Yes, it’s true that you can lose money on them, as many investors have discovered since 2022. However, they continue to be the dominant reserve asset, and despite occasional Republican negativity, the creditworthiness of US government debt remains unquestionable. In a world of undesirable options, USTs are the least unfavorable.
In fact, Treasuries are even more advantageous than risk-free! Because US bills, notes, and bonds are highly liquid and widely used as collateral for various transactions, they are considered close to being equivalent to money (especially shorter-term bills).
This means that you can easily convert large amounts of Treasury holdings into cash whenever you want. In other words, they are practically money themselves. And this convenience is something that investors are willing to pay for. But how much?
Well, the New York Federal Reserve recently published an fascinating blog post exploring this topic. They have analyzed an implicit risk-free rate derived from S&P 500 index options (referred to as the “box rate”) and compared it to the yield of Treasuries.
Here’s the comparison:
And here is the historical comparison between the box rate and Treasury yields over time. As you can see, USTs have consistently traded at about 20-40 basis points below the implied risk-free rate.

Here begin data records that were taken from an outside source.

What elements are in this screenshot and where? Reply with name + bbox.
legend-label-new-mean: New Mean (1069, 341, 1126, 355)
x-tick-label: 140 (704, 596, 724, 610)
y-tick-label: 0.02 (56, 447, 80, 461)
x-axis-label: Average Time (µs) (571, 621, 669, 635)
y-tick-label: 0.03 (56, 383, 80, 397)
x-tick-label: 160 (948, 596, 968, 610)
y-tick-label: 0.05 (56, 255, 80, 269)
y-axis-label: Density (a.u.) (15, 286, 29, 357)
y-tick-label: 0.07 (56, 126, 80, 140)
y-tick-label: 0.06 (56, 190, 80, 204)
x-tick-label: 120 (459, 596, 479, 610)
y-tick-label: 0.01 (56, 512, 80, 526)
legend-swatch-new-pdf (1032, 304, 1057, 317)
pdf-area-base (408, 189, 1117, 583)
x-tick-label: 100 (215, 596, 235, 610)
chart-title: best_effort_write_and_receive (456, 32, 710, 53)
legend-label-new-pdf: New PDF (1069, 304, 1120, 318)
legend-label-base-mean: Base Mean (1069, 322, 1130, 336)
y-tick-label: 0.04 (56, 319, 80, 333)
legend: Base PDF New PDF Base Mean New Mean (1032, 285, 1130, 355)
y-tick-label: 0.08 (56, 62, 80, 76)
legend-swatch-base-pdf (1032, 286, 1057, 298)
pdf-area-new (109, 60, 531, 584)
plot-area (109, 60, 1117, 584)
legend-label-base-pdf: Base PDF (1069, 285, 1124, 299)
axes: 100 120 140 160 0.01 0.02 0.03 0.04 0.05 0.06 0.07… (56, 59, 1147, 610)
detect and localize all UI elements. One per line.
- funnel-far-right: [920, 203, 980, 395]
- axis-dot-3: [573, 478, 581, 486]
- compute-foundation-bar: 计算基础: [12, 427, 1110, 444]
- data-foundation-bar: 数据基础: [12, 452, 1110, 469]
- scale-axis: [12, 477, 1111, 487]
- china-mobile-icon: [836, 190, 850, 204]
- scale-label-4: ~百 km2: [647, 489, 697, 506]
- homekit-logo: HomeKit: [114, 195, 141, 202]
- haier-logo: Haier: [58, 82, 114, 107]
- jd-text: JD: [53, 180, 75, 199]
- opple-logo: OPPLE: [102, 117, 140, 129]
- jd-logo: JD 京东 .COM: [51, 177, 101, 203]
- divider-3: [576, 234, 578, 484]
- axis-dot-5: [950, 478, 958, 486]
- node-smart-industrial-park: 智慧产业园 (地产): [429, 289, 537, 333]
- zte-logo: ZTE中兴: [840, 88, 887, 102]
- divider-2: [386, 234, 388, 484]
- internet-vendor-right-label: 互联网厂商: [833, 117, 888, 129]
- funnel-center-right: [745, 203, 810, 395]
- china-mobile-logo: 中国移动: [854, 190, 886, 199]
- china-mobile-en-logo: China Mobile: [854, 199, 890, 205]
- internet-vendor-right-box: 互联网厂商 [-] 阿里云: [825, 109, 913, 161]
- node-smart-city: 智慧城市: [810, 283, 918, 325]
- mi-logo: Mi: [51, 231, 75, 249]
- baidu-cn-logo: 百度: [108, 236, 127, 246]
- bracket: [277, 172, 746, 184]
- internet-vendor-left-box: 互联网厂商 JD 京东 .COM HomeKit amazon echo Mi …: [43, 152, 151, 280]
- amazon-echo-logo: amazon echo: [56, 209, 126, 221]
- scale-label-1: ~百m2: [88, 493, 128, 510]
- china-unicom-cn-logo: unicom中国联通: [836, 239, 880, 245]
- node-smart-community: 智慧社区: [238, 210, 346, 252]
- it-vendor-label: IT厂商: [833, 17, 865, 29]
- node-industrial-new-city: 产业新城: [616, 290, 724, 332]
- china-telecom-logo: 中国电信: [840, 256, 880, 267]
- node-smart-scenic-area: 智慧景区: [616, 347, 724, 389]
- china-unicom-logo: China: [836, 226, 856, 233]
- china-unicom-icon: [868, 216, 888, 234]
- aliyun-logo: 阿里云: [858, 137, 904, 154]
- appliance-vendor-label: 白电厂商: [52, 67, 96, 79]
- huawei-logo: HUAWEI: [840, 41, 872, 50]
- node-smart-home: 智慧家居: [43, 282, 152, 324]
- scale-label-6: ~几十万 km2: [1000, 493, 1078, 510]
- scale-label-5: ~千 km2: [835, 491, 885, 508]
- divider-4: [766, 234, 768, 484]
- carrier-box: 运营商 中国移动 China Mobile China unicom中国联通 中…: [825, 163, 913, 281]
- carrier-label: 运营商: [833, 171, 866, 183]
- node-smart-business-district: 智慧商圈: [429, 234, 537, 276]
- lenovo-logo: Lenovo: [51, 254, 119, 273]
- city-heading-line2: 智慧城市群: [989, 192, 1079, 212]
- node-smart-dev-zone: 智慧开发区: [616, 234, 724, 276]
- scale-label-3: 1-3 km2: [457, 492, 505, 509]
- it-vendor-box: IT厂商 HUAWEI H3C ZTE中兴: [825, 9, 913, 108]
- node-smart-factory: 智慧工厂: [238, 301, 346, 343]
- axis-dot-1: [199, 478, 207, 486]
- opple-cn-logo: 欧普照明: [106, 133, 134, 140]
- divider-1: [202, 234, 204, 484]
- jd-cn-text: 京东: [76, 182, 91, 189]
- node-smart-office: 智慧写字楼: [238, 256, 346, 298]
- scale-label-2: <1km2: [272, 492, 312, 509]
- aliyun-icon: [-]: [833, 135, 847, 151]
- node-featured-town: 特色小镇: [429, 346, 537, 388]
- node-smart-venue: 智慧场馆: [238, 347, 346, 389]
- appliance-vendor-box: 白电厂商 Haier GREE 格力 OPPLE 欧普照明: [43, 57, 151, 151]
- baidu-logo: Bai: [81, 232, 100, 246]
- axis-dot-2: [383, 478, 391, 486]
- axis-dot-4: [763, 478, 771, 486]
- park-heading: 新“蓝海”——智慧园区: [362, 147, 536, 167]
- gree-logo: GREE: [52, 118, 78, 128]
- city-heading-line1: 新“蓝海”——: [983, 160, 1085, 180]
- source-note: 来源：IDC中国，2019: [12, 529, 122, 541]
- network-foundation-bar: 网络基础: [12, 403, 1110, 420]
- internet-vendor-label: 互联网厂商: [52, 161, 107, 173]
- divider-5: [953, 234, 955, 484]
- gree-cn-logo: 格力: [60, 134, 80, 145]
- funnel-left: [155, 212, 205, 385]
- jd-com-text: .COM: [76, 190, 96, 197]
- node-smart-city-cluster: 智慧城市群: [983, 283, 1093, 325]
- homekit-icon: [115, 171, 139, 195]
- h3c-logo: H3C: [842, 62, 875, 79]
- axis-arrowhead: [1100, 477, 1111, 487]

Other studies have shown similar results around the world. However, the premium that investors are willing to pay for Treasuries is arguably the most significant, given the role of the dollar in global funding.
It also has direct and substantial benefits for the US. According to Jules van Binsbergen, William Diamond, and Peter Van Tassel at the NY Fed, it has saved US taxpayers approximately $35 billion in interest payments per year over the past two decades, and since 2020, it’s been around $70 billion annually.
That’s quite substantial, even in today’s world. It covers the entire US foreign aid budget and over half of the transportation budget.
This evidence strongly supports the continued strengthening of the Treasury market as a valuable investment.